Sosyal Demokrasi Vakfı (SODEV) Başkanı Erol Kızılelma, iktidarın başkanlık adı altında diktatörlüğe doğru yürüdüğünü söyledi. Kızılelma, “Yolsuzluk batağında debelenen iktidar, kendisini kurtarmak, yolsuzluk söylentilerinin üzerini örtmek için tüm muhaliflerin üzerinde baskı kurdu. Muhalif olan herkesi, siyasi partilerden sivil toplum kuruluşlarına, sanatçılardan medyaya kadar her kişi ve çevreyi darbecilikle suçladı.” dedi.

Taksim Hill Otel’de düzenlenen SODEV 2014 İnsan Hakları Demokrasi Barış ve Dayanışma Ödülü sahiplerini buldu. Ödül törenine; Cumhuriyet Halk Partisi (CHP) Sosyal Politikalar ve Genel Başkan Yardımcısı Genel Başkan Yardımcısı Burhan Şenatalar, CHP Kültür Sanat Platformu ve Genel Başkan Yardımcısı Ercan Karakaş, Yurt Gazetesi Yazı İsleri Müdürü Çağlar Tekin, Evrensel Gazetesi Genel Yayın Yönetmeni Fatih Polat, Cumhuriyet Gazetesi Haber Merkezi Müdürü Aykut Küçükkaya, Birgün Gazetesi Yazı İsleri Müdürü Barış İnce, SODEV Seçici Üyesi Prof. Dr. İbrahim Karaoğlu, SODEV üyelerin de bulunduğu, çok sayıda aydın, yazar ve gazeteci katıldı.

Törenin açılış konuşmasını yapan SODEV Başkanı Erol Kızılelma, iktidarın muhalifler üzerinde bakı kuruduğunu söyledi. İktidarın, her kesimi darbecilikle suçladığını dile getiren Kızılelma, ülkede hukukun ve yargının bitiğini öne sürdü. SODEV Başkanı Kızılelma, “Toplumun büyük bir çoğunluğunun beklentisi daha demokratik ve özgürlükçü bir ülkede daha refah içinde yaşayabilmek. 2014 yılı yolsuzluklarla şaibeli ve artan baskıcı yönetim tarzıyla tepki alan ve giderek meşruiyetini yitiren bir iktidarla mücadele ile geçti. Yolsuzluk batağında debelenen iktidar, kendisini kurtarmak, yolsuzluk söylentilerinin üzerini örtmek için tüm muhaliflerin üzerinde baskı kurdu. Muhalif olan herkesi, siyasi partilerden sivil toplum kuruluşlarına, sanatçılardan medyaya kadar her kişi ve çevreyi darbecilikle suçladı.” şeklinde konuştu.

İktidarın hukuk tanımadığını aktaran Kızılelma, “Bir 'başkanlık' adı altında açıktan diktatörlüğe doğru kararlı ve hızlı adımlarla yürümeye başladı. Buna şaşırmadık.

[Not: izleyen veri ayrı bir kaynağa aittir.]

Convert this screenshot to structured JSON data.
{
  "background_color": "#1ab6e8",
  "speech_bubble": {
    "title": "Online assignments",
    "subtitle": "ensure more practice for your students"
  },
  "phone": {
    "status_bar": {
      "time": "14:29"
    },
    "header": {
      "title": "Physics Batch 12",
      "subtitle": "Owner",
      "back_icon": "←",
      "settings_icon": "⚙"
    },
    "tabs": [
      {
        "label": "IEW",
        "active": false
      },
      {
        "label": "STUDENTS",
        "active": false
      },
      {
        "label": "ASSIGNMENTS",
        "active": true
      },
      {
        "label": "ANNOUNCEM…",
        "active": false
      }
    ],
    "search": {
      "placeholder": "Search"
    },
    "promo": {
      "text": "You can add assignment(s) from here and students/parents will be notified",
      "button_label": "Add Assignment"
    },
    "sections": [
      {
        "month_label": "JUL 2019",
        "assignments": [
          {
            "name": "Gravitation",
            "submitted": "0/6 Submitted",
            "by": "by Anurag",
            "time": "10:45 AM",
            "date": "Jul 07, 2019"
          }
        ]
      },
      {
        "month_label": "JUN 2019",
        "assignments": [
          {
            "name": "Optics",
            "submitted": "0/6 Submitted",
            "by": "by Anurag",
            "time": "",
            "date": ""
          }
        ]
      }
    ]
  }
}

Hak hukuk tanımayan, her uygulamasıyla yasaları dikkate almadan meşruiyet sınırlarını zorlayan bir iktidarın, suç işlediğinin bilinciyle demokrasiden uzaklaşması ve özgürlüklere sınırlama getirmesi, ülkemizi mecradan maceraya sürüklemesi kaçınılmazdı.” ifadelerini kullandı.

AKP’nin gözünde yanında olmayan herkesin ya darbeci ya da paralelci olduğuna vurgu yapan Kızılelma, sözlerini şöyle dürdürdü: “Neyse ki iktidar, ülkeye ileri demokrasi getirdikleri iddiasından vazgeçti. Onlar da inandırıcı olmadığının farkında. İktidarın ilk 10 yıllık sürecinde yanında olan, ona destek veren, AKP'yi demokrat bir parti olarak lanse eden çevreler şimdi yanından uzaklaşmış durumda. Onlar da artık AKP'nin gözünde ya darbeci, ya paralelci. Ülkemizdeki durum endişe verici. Elbette ekonomik ve demokratik anlamda baskıcı bir yönetim var. Ama en önemlisi artık ülkede hukukun, bağımsız yargının bitmiş olması. Bu duruma itiraz edilmemesi için medyaya baskı yoluyla sesinizin kısılmak istenmesi.”